In week five of our course, a Western teaching and learning librarian conducted a tutorial focusing on systematic and scoping reviews and effective database searching. Vital information about eligibility criteria, information sources, and crafting a search with keywords, MeSH headings, and Boolean operators was covered. Additionally, the librarian directed us to further pre-recorded library presentations, “How to Conduct a Search for a Scoping Review” and “Covidence 101”, to inform our assignments.

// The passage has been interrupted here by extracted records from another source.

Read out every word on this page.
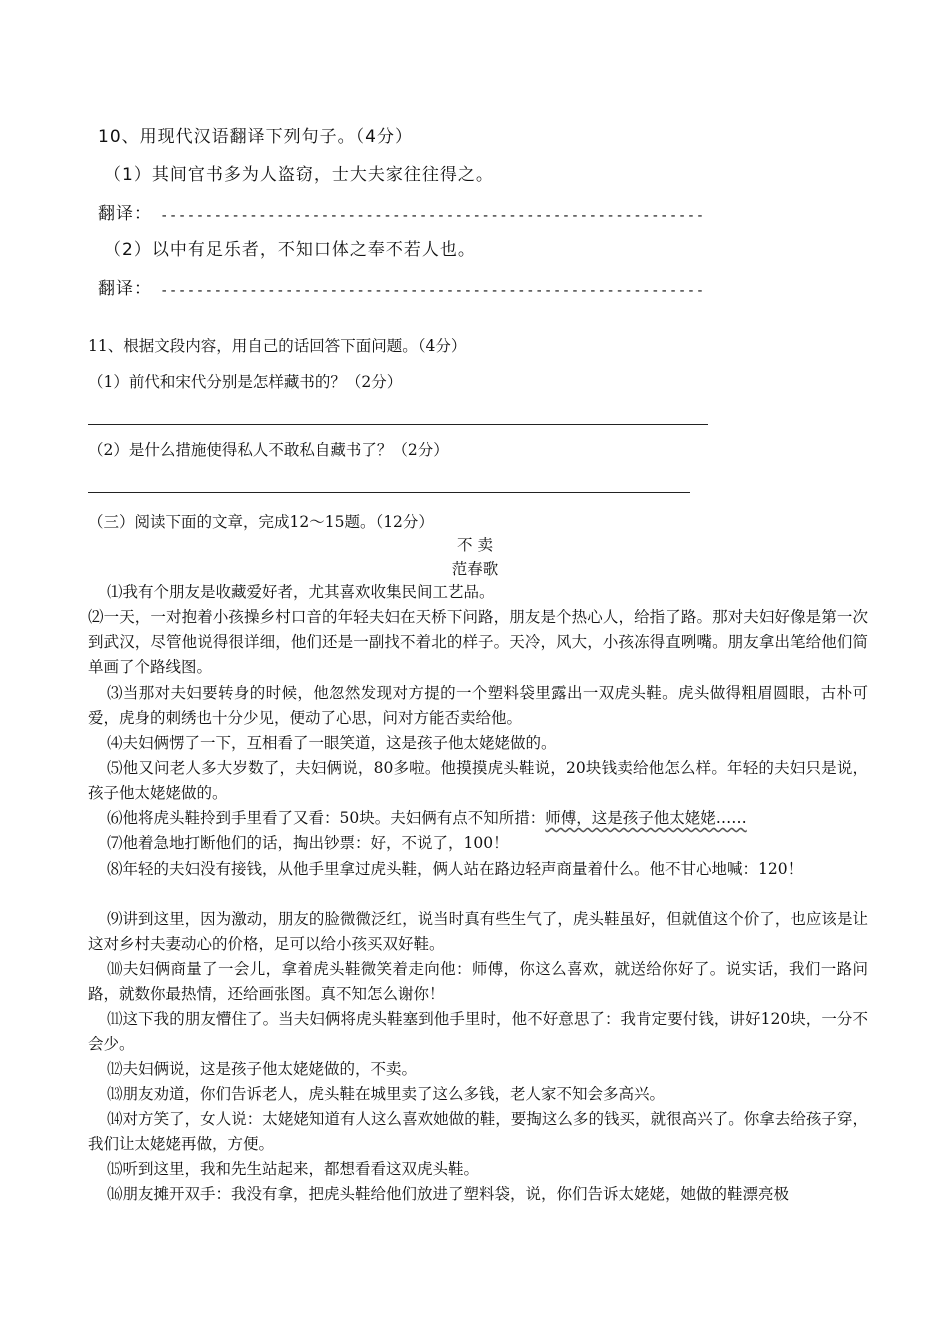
10、用现代汉语翻译下列句子。（4分）
（1）其间官书多为人盗窃，士大夫家往往得之。
翻译： -------------------------------------------------------------
（2）以中有足乐者，不知口体之奉不若人也。
翻译： -------------------------------------------------------------
11、根据文段内容，用自己的话回答下面问题。（4分）
（1）前代和宋代分别是怎样藏书的？（2分）
（2）是什么措施使得私人不敢私自藏书了？（2分）
（三）阅读下面的文章，完成12～15题。（12分）
不 卖
范春歌
⑴我有个朋友是收藏爱好者，尤其喜欢收集民间工艺品。
⑵一天，一对抱着小孩操乡村口音的年轻夫妇在天桥下问路，朋友是个热心人，给指了路。那对夫妇好像是第一次到武汉，尽管他说得很详细，他们还是一副找不着北的样子。天冷，风大，小孩冻得直咧嘴。朋友拿出笔给他们简单画了个路线图。
⑶当那对夫妇要转身的时候，他忽然发现对方提的一个塑料袋里露出一双虎头鞋。虎头做得粗眉圆眼，古朴可爱，虎身的刺绣也十分少见，便动了心思，问对方能否卖给他。
⑷夫妇俩愣了一下，互相看了一眼笑道，这是孩子他太姥姥做的。
⑸他又问老人多大岁数了，夫妇俩说，80多啦。他摸摸虎头鞋说，20块钱卖给他怎么样。年轻的夫妇只是说，孩子他太姥姥做的。
⑹他将虎头鞋拎到手里看了又看：50块。夫妇俩有点不知所措：师傅，这是孩子他太姥姥……
⑺他着急地打断他们的话，掏出钞票：好，不说了，100！
⑻年轻的夫妇没有接钱，从他手里拿过虎头鞋，俩人站在路边轻声商量着什么。他不甘心地喊：120！
⑼讲到这里，因为激动，朋友的脸微微泛红，说当时真有些生气了，虎头鞋虽好，但就值这个价了，也应该是让这对乡村夫妻动心的价格，足可以给小孩买双好鞋。
⑽夫妇俩商量了一会儿，拿着虎头鞋微笑着走向他：师傅，你这么喜欢，就送给你好了。说实话，我们一路问路，就数你最热情，还给画张图。真不知怎么谢你！
⑾这下我的朋友懵住了。当夫妇俩将虎头鞋塞到他手里时，他不好意思了：我肯定要付钱，讲好120块，一分不会少。
⑿夫妇俩说，这是孩子他太姥姥做的，不卖。
⒀朋友劝道，你们告诉老人，虎头鞋在城里卖了这么多钱，老人家不知会多高兴。
⒁对方笑了，女人说：太姥姥知道有人这么喜欢她做的鞋，要掏这么多的钱买，就很高兴了。你拿去给孩子穿，我们让太姥姥再做，方便。
⒂听到这里，我和先生站起来，都想看看这双虎头鞋。
⒃朋友摊开双手：我没有拿，把虎头鞋给他们放进了塑料袋，说，你们告诉太姥姥，她做的鞋漂亮极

With this information and after consultation with another research librarian, I developed a search strategy on MEDLINE (Ovid) that I recreated in three other databases: EMBASE (Ovid), PsycINFO (Ovid), and CINAHL. The steps in my process included:

  • Developing my research question: “What social supports are available for adolescent and young adult PCOS patients?”
  • Isolating the key concepts from my research question: social support, PCOS, adolescents and young adults
  • Brainstorming keywords (a comprehensive list can be found in the Appendix of my paper)
    • Social support: Self-Help Groups (MeSH), social care, online social support
    • PCOS: polycystic ovarian syndrome, Stein Leventhal syndrome
    • Adolescents and young adults: teenagers, youth
  • Combining search results using OR then AND Boolean operators
  • The final search provided 21 articles on MEDLINE (Ovid)

What library/archives services and resources did you use to perform your research? (200 words)

The beginning of my considerable usage of library services and resources involved attending a Systematic/Scoping Review online workshop on January 31st, followed by an in-class presentation by a librarian regarding systematic and scoping reviews and effective database searching on February 7th. I also booked an online systematic/scoping review consultation with a research librarian regarding my preliminary search strategy on March 7th. I watched Videos and How-Tos on the Western Libraries website to supplement this information, including “Review Articles: A very brief introduction” and “Get it @ Western not working.” Access to articles through Western databases proved to be immensely valuable, and when I could not access full-text articles, a librarian at Allyn and Betty Taylor Library helped me with the process of requesting full-text articles through Interlibrary Loans. I requested four digitized articles using this service during my article screening process in Covidence. I used the Ask: Chat with a Librarian service extensively for advice, such as how some of the study designs of my included articles could be classified. Additionally, I completed the majority of the writing for my paper in the John and Dotsa Bitove Family Law Library – a quiet study space where I could be productive.